Du Plessis was, as ever, scoring runs by simply making sure he was at the wicket. He waited for the wide ones to hit through cover and point. He feasted on the straight ones, that strong bottom hand coupling very nicely with a fast outfield. But the cut shot to get to a half-century in his comeback Test - he missed Boxing Day with a viral infection - was basically a dare. Try stopping that.
India might have done even better if Mohammed Shami had found his rhythm sooner but he probably did not enjoy bowling into the wind; his run-up noticeably affected. It took 10 overs and three spells for his first wicket of the tour. It was one his team was hunting for though. Philander, in his pre-match comments, had indicated that he did not believe India were better travellers now. And while he did play some of the best cover drives in the match, helping string a vital 60-run stand for the sixth wicket at more than run-a-ball with de Kock, he left the field with his defences and his stumps shattered.
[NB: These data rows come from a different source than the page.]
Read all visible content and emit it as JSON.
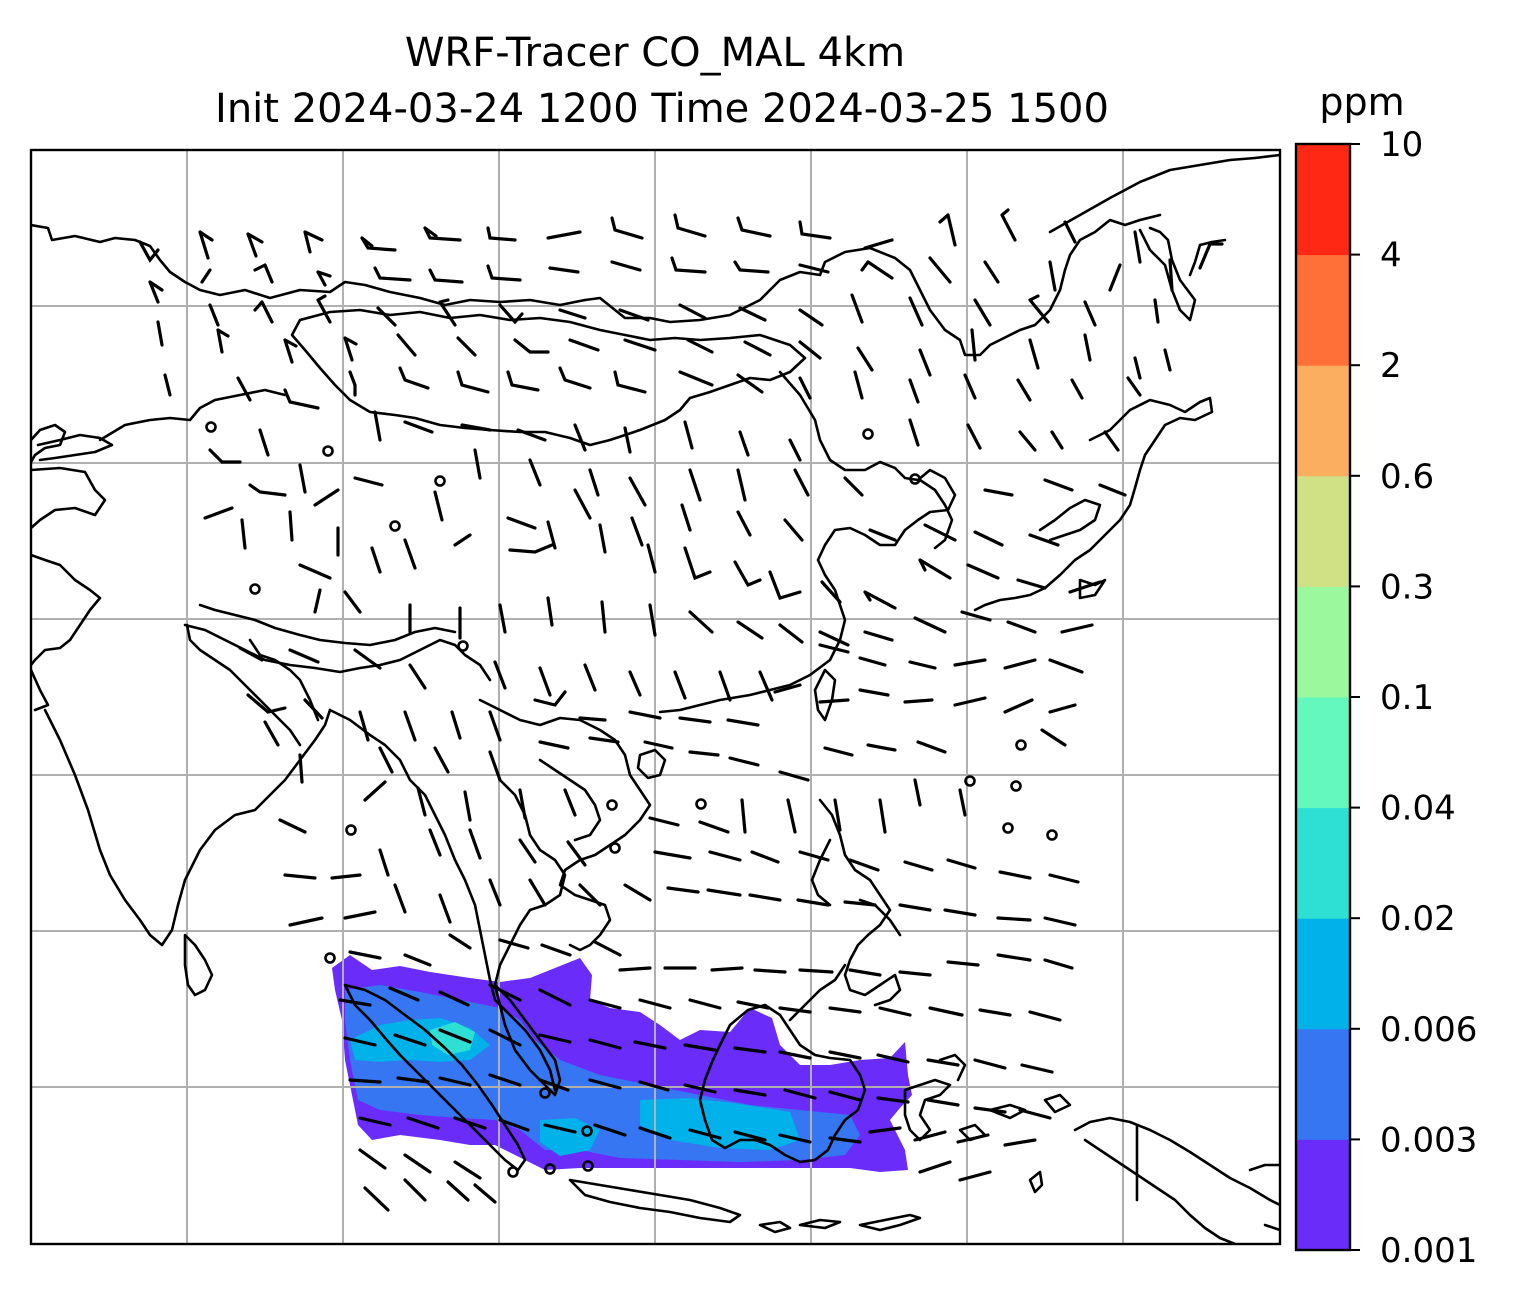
{
  "title": {
    "line1": "WRF-Tracer CO_MAL 4km",
    "line2": "Init 2024-03-24 1200 Time 2024-03-25 1500"
  },
  "colorbar": {
    "unit": "ppm",
    "levels": [
      "0.001",
      "0.003",
      "0.006",
      "0.02",
      "0.04",
      "0.1",
      "0.3",
      "0.6",
      "2",
      "4",
      "10"
    ],
    "colors": [
      "#6a2cf8",
      "#3676f2",
      "#00b1ea",
      "#2ee0d4",
      "#64f7be",
      "#9bf89c",
      "#d0e084",
      "#fcae60",
      "#ff7038",
      "#ff2814"
    ]
  },
  "map": {
    "variable": "CO_MAL tracer",
    "overlay": "wind barbs",
    "coastline_color": "#000000",
    "gridline_color": "#b0b0b0",
    "plume_colors": {
      "outer": "#6a2cf8",
      "mid": "#3676f2",
      "core": "#00b1ea",
      "peak": "#2ee0d4"
    }
  }
}
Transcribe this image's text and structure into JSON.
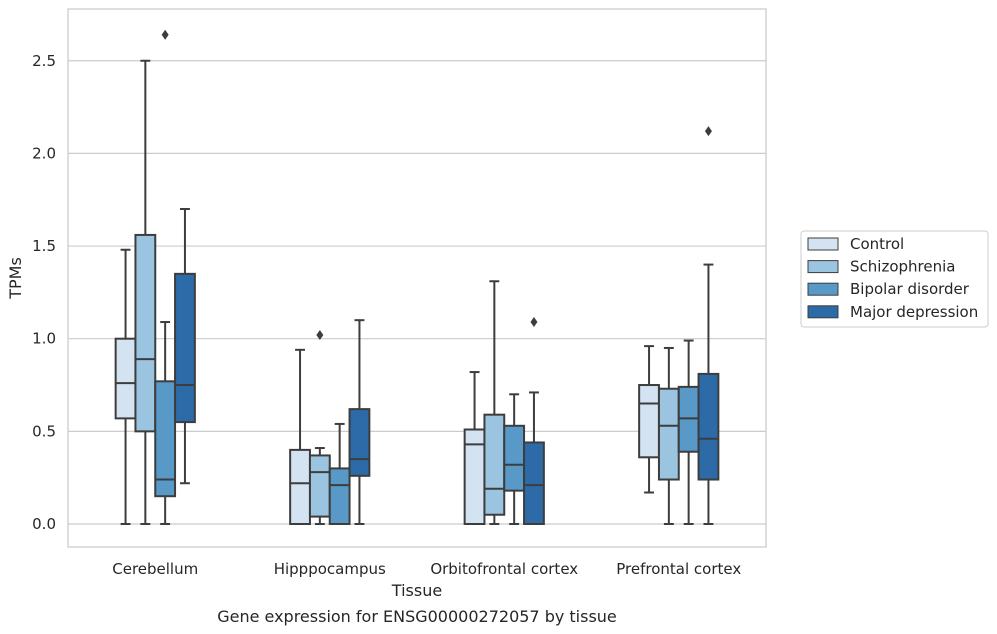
{
  "chart_data": {
    "type": "boxplot",
    "caption": "Gene expression for ENSG00000272057 by tissue",
    "xlabel": "Tissue",
    "ylabel": "TPMs",
    "ylim": [
      -0.13,
      2.78
    ],
    "yticks": [
      0.0,
      0.5,
      1.0,
      1.5,
      2.0,
      2.5
    ],
    "ytick_labels": [
      "0.0",
      "0.5",
      "1.0",
      "1.5",
      "2.0",
      "2.5"
    ],
    "grid": "horizontal",
    "legend_position": "right",
    "categories": [
      "Cerebellum",
      "Hipppocampus",
      "Orbitofrontal cortex",
      "Prefrontal cortex"
    ],
    "series": [
      {
        "name": "Control",
        "color": "#d4e3f2",
        "boxes": [
          {
            "whislo": 0.0,
            "q1": 0.57,
            "med": 0.76,
            "q3": 1.0,
            "whishi": 1.48,
            "fliers": []
          },
          {
            "whislo": 0.0,
            "q1": 0.0,
            "med": 0.22,
            "q3": 0.4,
            "whishi": 0.94,
            "fliers": []
          },
          {
            "whislo": 0.0,
            "q1": 0.0,
            "med": 0.43,
            "q3": 0.51,
            "whishi": 0.82,
            "fliers": []
          },
          {
            "whislo": 0.17,
            "q1": 0.36,
            "med": 0.65,
            "q3": 0.75,
            "whishi": 0.96,
            "fliers": []
          }
        ]
      },
      {
        "name": "Schizophrenia",
        "color": "#9ac4df",
        "boxes": [
          {
            "whislo": 0.0,
            "q1": 0.5,
            "med": 0.89,
            "q3": 1.56,
            "whishi": 2.5,
            "fliers": []
          },
          {
            "whislo": 0.0,
            "q1": 0.04,
            "med": 0.28,
            "q3": 0.37,
            "whishi": 0.41,
            "fliers": [
              1.02
            ]
          },
          {
            "whislo": 0.0,
            "q1": 0.05,
            "med": 0.19,
            "q3": 0.59,
            "whishi": 1.31,
            "fliers": []
          },
          {
            "whislo": 0.0,
            "q1": 0.24,
            "med": 0.53,
            "q3": 0.73,
            "whishi": 0.95,
            "fliers": []
          }
        ]
      },
      {
        "name": "Bipolar disorder",
        "color": "#5899c8",
        "boxes": [
          {
            "whislo": 0.0,
            "q1": 0.15,
            "med": 0.24,
            "q3": 0.77,
            "whishi": 1.09,
            "fliers": [
              2.64
            ]
          },
          {
            "whislo": 0.0,
            "q1": 0.0,
            "med": 0.21,
            "q3": 0.3,
            "whishi": 0.54,
            "fliers": []
          },
          {
            "whislo": 0.0,
            "q1": 0.18,
            "med": 0.32,
            "q3": 0.53,
            "whishi": 0.7,
            "fliers": []
          },
          {
            "whislo": 0.0,
            "q1": 0.39,
            "med": 0.57,
            "q3": 0.74,
            "whishi": 0.99,
            "fliers": []
          }
        ]
      },
      {
        "name": "Major depression",
        "color": "#2c6ba7",
        "boxes": [
          {
            "whislo": 0.22,
            "q1": 0.55,
            "med": 0.75,
            "q3": 1.35,
            "whishi": 1.7,
            "fliers": []
          },
          {
            "whislo": 0.0,
            "q1": 0.26,
            "med": 0.35,
            "q3": 0.62,
            "whishi": 1.1,
            "fliers": []
          },
          {
            "whislo": 0.0,
            "q1": 0.0,
            "med": 0.21,
            "q3": 0.44,
            "whishi": 0.71,
            "fliers": [
              1.09
            ]
          },
          {
            "whislo": 0.0,
            "q1": 0.24,
            "med": 0.46,
            "q3": 0.81,
            "whishi": 1.4,
            "fliers": [
              2.12
            ]
          }
        ]
      }
    ]
  }
}
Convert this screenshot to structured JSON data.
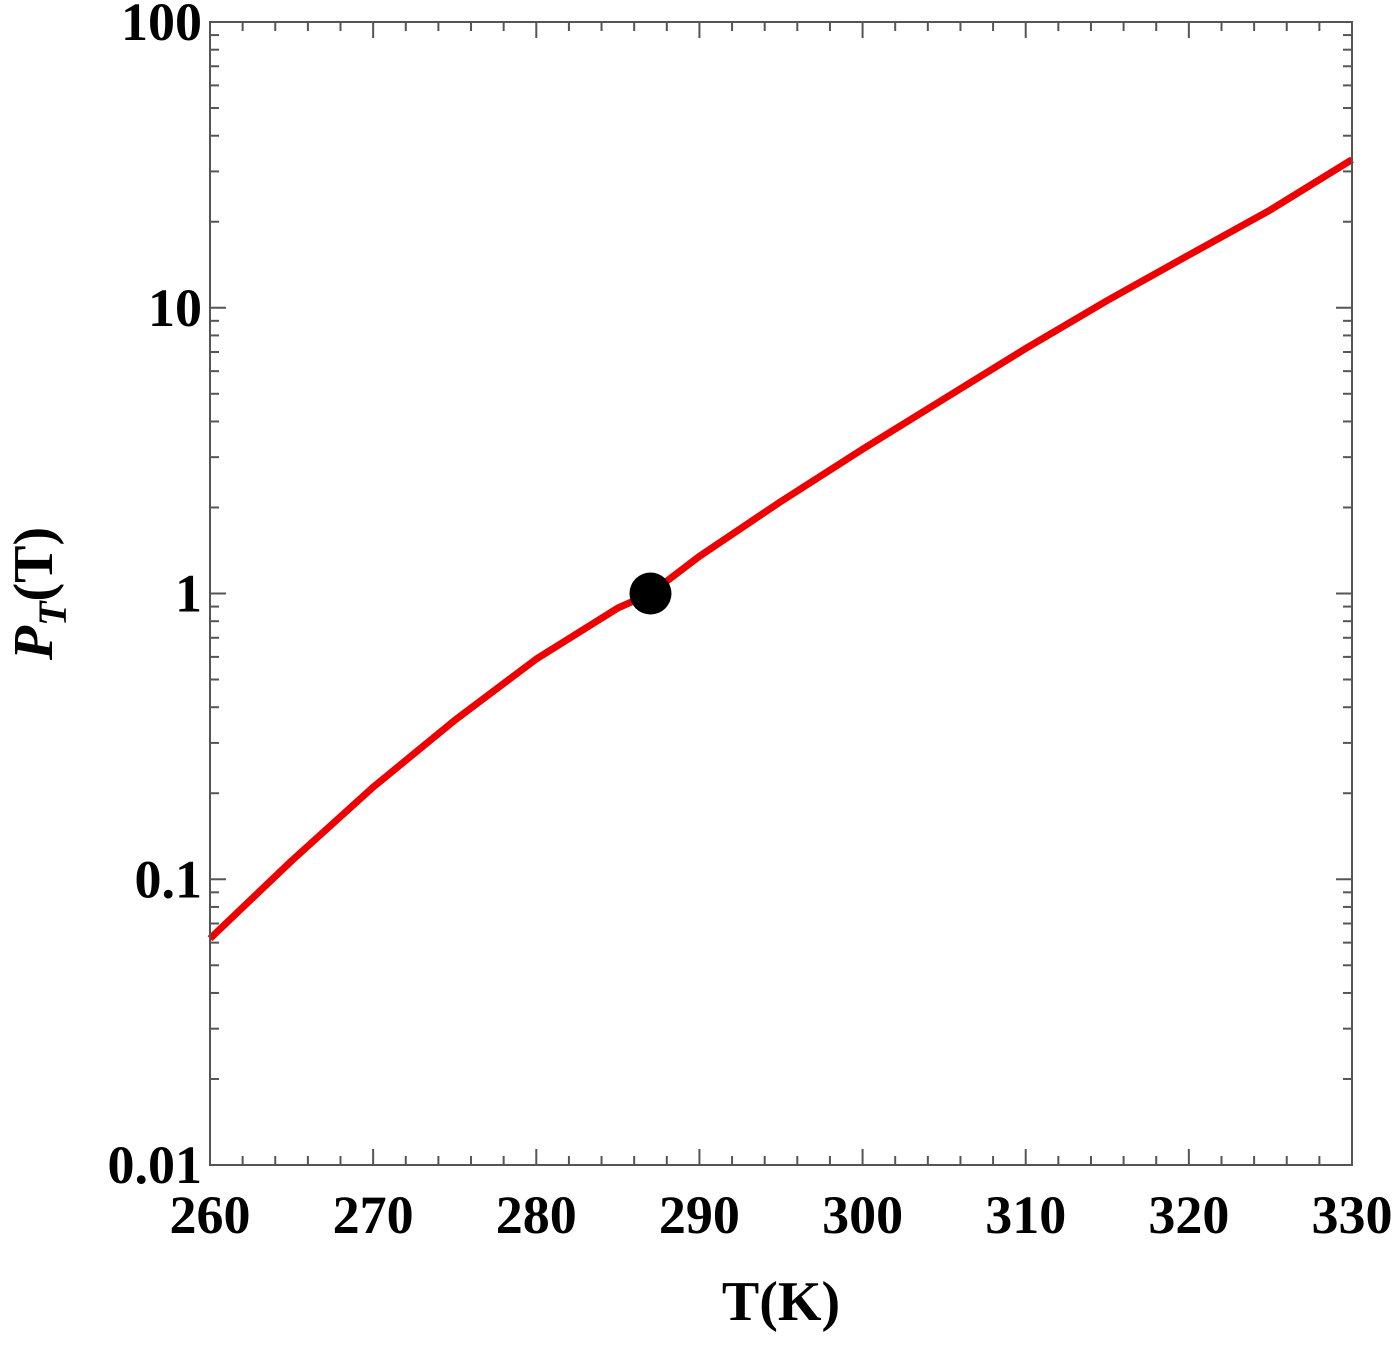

Bhuvneshwar had the opportunity to take a fifth wicket just before tea was taken, but India's old problem of having a porous slip cordon put paid to those plans when Dhawan dropped Keshav Maharaj on 0. The batsman had made 35 in enterprising fashion before he was dismissed, run-out by a direct hit from R Ashwin at mid-on. Later, the offspinner picked up his first wicket in South Africa, Rabada caught behind. The innings ended in the 74th over when Morkel was lbw to the same bowler for 2. The hosts' last five wickets added 144 runs - that's two more than the first five.